Beide Entwicklungen führen paradoxerweise dazu, dass
rechnerische Mehrheiten für Rot-Rot-Grün sich nicht mehr ohne weiteres in politische Mehrheiten umsetzen. So
geschehen im Saarland, wo eine „linke” Alternative zum deutlich abgewählten Peter Müller an den
Grünen scheiterte; so geschehen in Thüringen, wo Christoph Matschie sich über den Willen seiner eigenen
Partei hinwegsetzte. DIE LINKE gilt immer noch als Bürgerschreck, obwohl sie es gar nicht sein will; an ihr scheidet
sich die Frage nach mehr oder weniger Ausgaben für Soziales und nach der Haltung zum Krieg. Beide Fragen sorgen in
den Grünen und in der SPD für Sprengstoff.

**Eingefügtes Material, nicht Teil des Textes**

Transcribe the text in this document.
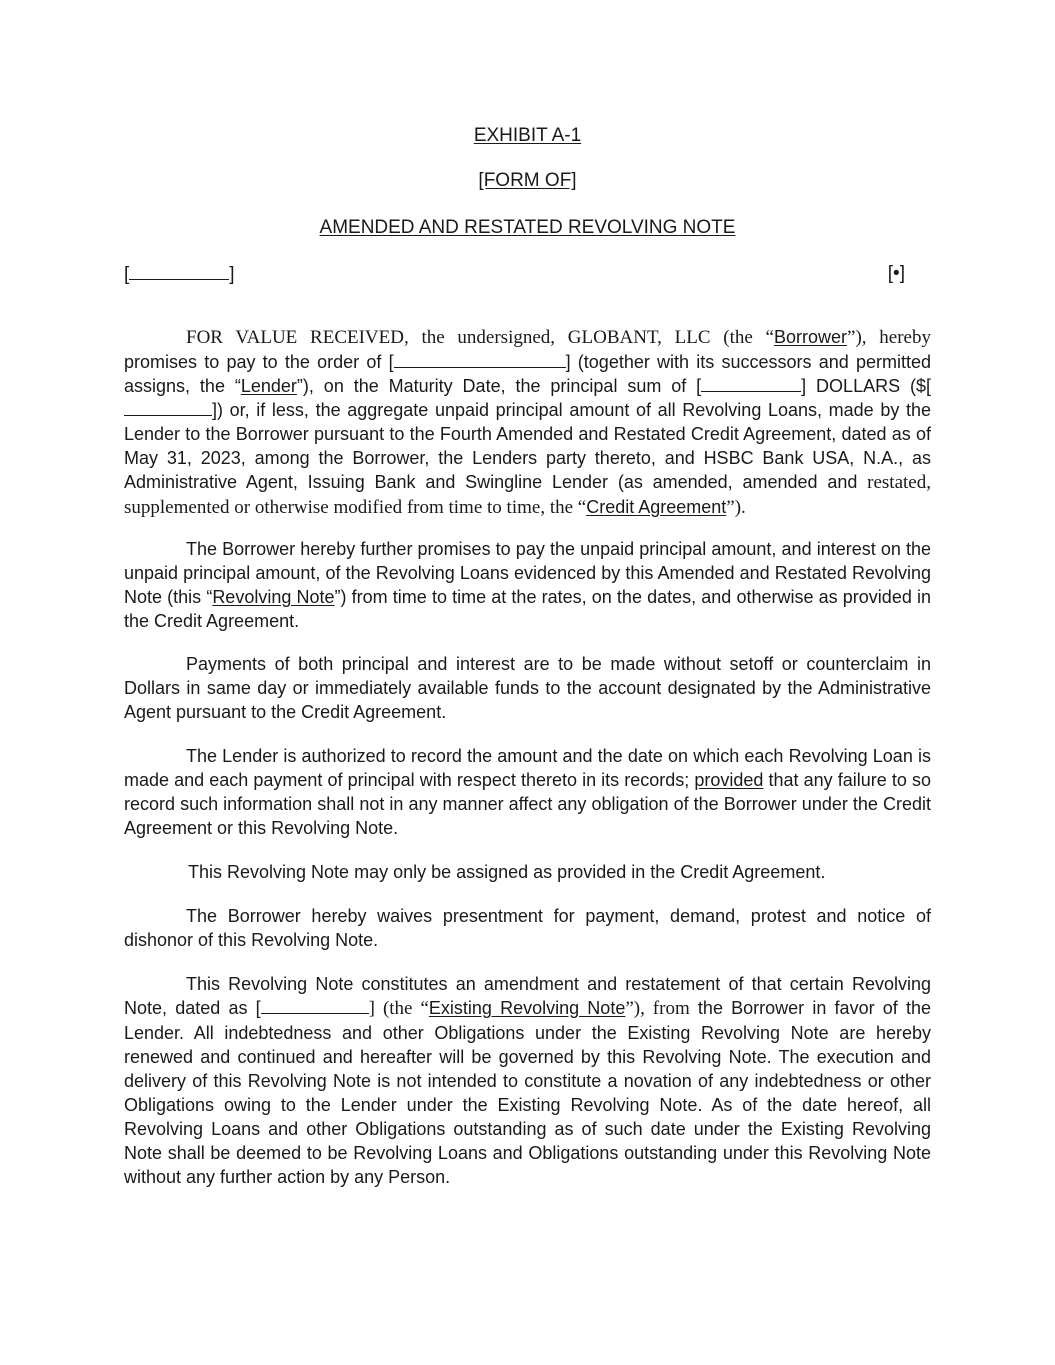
EXHIBIT A-1
[FORM OF]
AMENDED AND RESTATED REVOLVING NOTE
[	]	[•]
FOR VALUE RECEIVED, the undersigned, GLOBANT, LLC (the “Borrower”), hereby promises to pay to the order of [	] (together with its successors and permitted assigns, the “Lender”), on the Maturity Date, the principal sum of [	] DOLLARS ($[]) or, if less, the aggregate unpaid principal amount of all Revolving Loans, made by the Lender to the Borrower pursuant to the Fourth Amended and Restated Credit Agreement, dated as of May 31, 2023, among the Borrower, the Lenders party thereto, and HSBC Bank USA, N.A., as Administrative Agent, Issuing Bank and Swingline Lender (as amended, amended and restated, supplemented or otherwise modified from time to time, the “Credit Agreement”).
The Borrower hereby further promises to pay the unpaid principal amount, and interest on the unpaid principal amount, of the Revolving Loans evidenced by this Amended and Restated Revolving Note (this “Revolving Note”) from time to time at the rates, on the dates, and otherwise as provided in the Credit Agreement.
Payments of both principal and interest are to be made without setoff or counterclaim in Dollars in same day or immediately available funds to the account designated by the Administrative Agent pursuant to the Credit Agreement.
The Lender is authorized to record the amount and the date on which each Revolving Loan is made and each payment of principal with respect thereto in its records; provided that any failure to so record such information shall not in any manner affect any obligation of the Borrower under the Credit Agreement or this Revolving Note.
This Revolving Note may only be assigned as provided in the Credit Agreement.
The Borrower hereby waives presentment for payment, demand, protest and notice of dishonor of this Revolving Note.
This Revolving Note constitutes an amendment and restatement of that certain Revolving Note, dated as [	] (the “Existing Revolving Note”), from the Borrower in favor of the Lender. All indebtedness and other Obligations under the Existing Revolving Note are hereby renewed and continued and hereafter will be governed by this Revolving Note. The execution and delivery of this Revolving Note is not intended to constitute a novation of any indebtedness or other Obligations owing to the Lender under the Existing Revolving Note. As of the date hereof, all Revolving Loans and other Obligations outstanding as of such date under the Existing Revolving Note shall be deemed to be Revolving Loans and Obligations outstanding under this Revolving Note without any further action by any Person.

Wenn man sich ein Urteil über die Wahlen in diesem
Herbst bilden will, darf man nicht nur auf die Bundestagswahlen schauen. Anders als hier nämlich, und mit Ausnahme
von Sachsen) hat es bei den Landtagswahlen Ende August und am 27.9. überall Stimmenmehrheiten für Rot-Rot-
Grün gegeben — selbst in Schleswig-Holstein, wo das Wahlgesetz es möglich machte, dass diese
Stimmenmehrheit sich nicht in eine Mehrheit der Landtagssitze übersetzte.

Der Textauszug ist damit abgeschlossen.